Да, он устал, он очень устал, но даже эта, ставшая в последнее время привычной, усталость пока еще не могла заглушить внезапно возникавшего ощущения могучей, пьянящей радости: он достиг, он осуществил то, о чем не мечтал даже в самых безудержных мальчишеских фантазиях! Вообще-то жизнь всегда была для него интересна, она была такой потому, может быть, что он никогда не считал себя трусом, старался жить свободно, раскованно, он любил жизнь! Сколько раз он действительно был на грани смерти, а ведь проносило. И как-то всегда получалось так, что люди поддерживали его. Он шел им навстречу – и встречал понимание. Теперь, конечно, все стало сложнее – на него навалился такой немыслимый груз, совладать с ним очень трудно, но он надеялся все же, что со временем образуется. Правда, мешали. Мешали многие. Мешали ужасно! Каждый лез со своими амбициями, думали не о деле, а о себе. Чехарда, неразбериха. Он же работал, вставал ни свет, ни заря. Не все получалось, кое-что приходилось менять в своих решениях, бывали ошибки, он понимал, но старался. Он верил в свою судьбу, верил в удачу. Ого-го!

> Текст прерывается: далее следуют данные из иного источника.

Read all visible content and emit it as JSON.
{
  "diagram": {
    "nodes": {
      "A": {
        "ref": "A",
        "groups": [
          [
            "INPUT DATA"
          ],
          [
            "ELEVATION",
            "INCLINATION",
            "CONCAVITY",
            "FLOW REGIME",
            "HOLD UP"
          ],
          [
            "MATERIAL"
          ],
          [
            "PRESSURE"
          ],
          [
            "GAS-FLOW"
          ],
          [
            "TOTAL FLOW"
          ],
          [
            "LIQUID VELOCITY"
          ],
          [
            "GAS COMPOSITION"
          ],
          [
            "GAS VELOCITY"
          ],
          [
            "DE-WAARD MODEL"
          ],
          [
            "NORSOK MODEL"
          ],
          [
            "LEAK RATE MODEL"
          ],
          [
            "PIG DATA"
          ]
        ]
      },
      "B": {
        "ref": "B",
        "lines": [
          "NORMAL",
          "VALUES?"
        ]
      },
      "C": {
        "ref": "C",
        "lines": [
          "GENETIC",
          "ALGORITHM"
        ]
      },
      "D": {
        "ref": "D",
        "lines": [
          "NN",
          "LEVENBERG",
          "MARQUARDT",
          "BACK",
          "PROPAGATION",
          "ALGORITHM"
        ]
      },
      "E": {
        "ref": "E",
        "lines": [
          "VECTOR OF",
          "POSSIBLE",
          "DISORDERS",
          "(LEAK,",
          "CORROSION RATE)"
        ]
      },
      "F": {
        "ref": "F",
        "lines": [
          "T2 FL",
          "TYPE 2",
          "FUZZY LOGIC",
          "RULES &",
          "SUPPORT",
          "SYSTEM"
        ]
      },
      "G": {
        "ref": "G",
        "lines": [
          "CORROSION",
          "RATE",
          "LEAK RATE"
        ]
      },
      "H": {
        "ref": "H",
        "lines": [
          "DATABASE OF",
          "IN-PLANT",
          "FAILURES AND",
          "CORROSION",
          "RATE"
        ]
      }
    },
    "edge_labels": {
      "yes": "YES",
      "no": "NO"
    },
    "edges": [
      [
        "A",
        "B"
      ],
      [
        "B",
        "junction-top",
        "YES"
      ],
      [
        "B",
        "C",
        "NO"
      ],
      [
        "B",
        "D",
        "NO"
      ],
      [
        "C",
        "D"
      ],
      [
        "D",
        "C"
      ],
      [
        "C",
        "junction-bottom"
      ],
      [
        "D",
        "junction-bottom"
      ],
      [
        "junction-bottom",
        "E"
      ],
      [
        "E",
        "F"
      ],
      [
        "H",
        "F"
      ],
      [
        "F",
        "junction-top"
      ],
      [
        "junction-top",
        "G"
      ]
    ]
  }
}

Временами казалось, что происходящее не имеет к нему отношения, то есть, наоборот, он не имеет отношения, все происходит помимо его воли, как во сне. Словно им что-то двигало, что-то его вело. И тогда действительность становилась непонятной. Но потом вдруг радостное чувство опять возвращалось, как в сказке. Кто б мог подумать… Все поверили ему, надеются на него! Правда, трезвея, он вновь и вновь понимал: правильно говорит Госсекретарь (вообще-то не очень умный, но послушный, по крайней мере, надежный, видимо), что здесь, мол, все прогнило, лучшая жизнь наступит, только если разрушить все, потому что бесполезно менять детали, по-настоящему надеяться можно только на иностранцев, которые умеют работать, а здесь, у нас, все отвыкли. Вот то, что он видел в других странах – в Америке, например, – это да, это действительно. Так бы и нам, но сначала разрушить. И правильно делает Вице-премьер и его команда… Разрушения шли очень споро, правда, порой бестолково, все как-то рассыпалось, и со строительством нового было трудно… Временами даже появлялось отчаяние, мучительно приходилось выход искать.

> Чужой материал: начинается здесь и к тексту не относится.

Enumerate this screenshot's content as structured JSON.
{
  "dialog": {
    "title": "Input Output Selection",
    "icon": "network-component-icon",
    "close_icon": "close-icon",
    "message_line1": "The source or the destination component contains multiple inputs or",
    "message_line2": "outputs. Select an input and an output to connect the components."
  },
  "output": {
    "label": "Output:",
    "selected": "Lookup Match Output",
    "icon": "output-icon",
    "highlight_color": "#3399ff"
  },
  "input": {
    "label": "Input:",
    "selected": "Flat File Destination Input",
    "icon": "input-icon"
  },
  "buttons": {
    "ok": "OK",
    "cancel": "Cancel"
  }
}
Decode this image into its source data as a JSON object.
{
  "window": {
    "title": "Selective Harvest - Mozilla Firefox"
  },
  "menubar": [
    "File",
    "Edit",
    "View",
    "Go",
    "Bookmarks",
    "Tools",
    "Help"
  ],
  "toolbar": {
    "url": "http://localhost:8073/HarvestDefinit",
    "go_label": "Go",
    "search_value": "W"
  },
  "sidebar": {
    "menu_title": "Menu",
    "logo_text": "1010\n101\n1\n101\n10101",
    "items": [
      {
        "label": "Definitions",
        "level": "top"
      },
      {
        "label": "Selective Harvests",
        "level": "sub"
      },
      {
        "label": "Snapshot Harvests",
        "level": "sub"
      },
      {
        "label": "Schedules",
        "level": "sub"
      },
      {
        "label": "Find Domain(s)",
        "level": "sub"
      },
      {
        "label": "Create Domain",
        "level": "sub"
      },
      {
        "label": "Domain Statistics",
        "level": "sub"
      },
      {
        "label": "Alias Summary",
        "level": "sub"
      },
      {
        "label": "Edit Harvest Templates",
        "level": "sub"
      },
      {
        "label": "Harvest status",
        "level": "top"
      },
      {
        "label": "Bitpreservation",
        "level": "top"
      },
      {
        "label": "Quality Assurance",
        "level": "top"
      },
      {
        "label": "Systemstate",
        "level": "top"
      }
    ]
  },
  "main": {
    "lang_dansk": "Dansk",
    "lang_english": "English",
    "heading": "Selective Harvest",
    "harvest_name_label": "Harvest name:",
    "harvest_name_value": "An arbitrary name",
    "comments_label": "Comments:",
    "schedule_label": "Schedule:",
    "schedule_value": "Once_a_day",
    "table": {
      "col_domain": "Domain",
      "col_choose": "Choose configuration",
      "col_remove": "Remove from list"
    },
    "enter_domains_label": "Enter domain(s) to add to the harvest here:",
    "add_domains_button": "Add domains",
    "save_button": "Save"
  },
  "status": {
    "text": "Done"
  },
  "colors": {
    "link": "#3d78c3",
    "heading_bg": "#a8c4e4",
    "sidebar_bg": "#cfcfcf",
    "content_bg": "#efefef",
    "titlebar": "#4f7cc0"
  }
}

Да, трудно, очень трудно. А еще «бывшие». А еще спикер этот надоедливый и капризный. А еще красно-коричневые скандальные крикуны. Много, много всякого, всяких… Одиноко он чувствовал себя порой. Одиноко. Народ, правда, пока еще любит его, но живет все же плохо. Но что поделаешь – не все сразу. Он же, народ, выбрал его, своего президента, пусть теперь слушает, что он скажет. И делает так, как решит президент. И все должны делать так и не сопротивляться.
Порой даже улетучивалась радость победы, и тогда казалось, что дикая мрачная сила мешает ему. Теперь все чаще приводила в смятение мысль о том, что та же сила, очевидно, действовала и на соперника, а он, бывший тогда под ним, этого недооценивал. Вот почему тот был сомневающимся, неуверенным, так странно и необъяснимо лавировал, боялся сделать решительный шаг, а сделав даже маленький, испуганно отпрыгивал назад или в сторону! Ему, теперешнему хозяину страны, оказывается, доставались лишь отзвуки, лишь отдельные камни могучей лавины, которую целиком принимал на себя бывший его главный соперник. Теперь вся эта сокрушающая, адская лавина надвинулась на него, он изнемогал под ее напором, ощущал себя плотиной, которая трещит, дрожит и вот-вот рухнет. Ну, и, конечно, оттуда идет всякое. Приходится подстраиваться, ничего не поделаешь.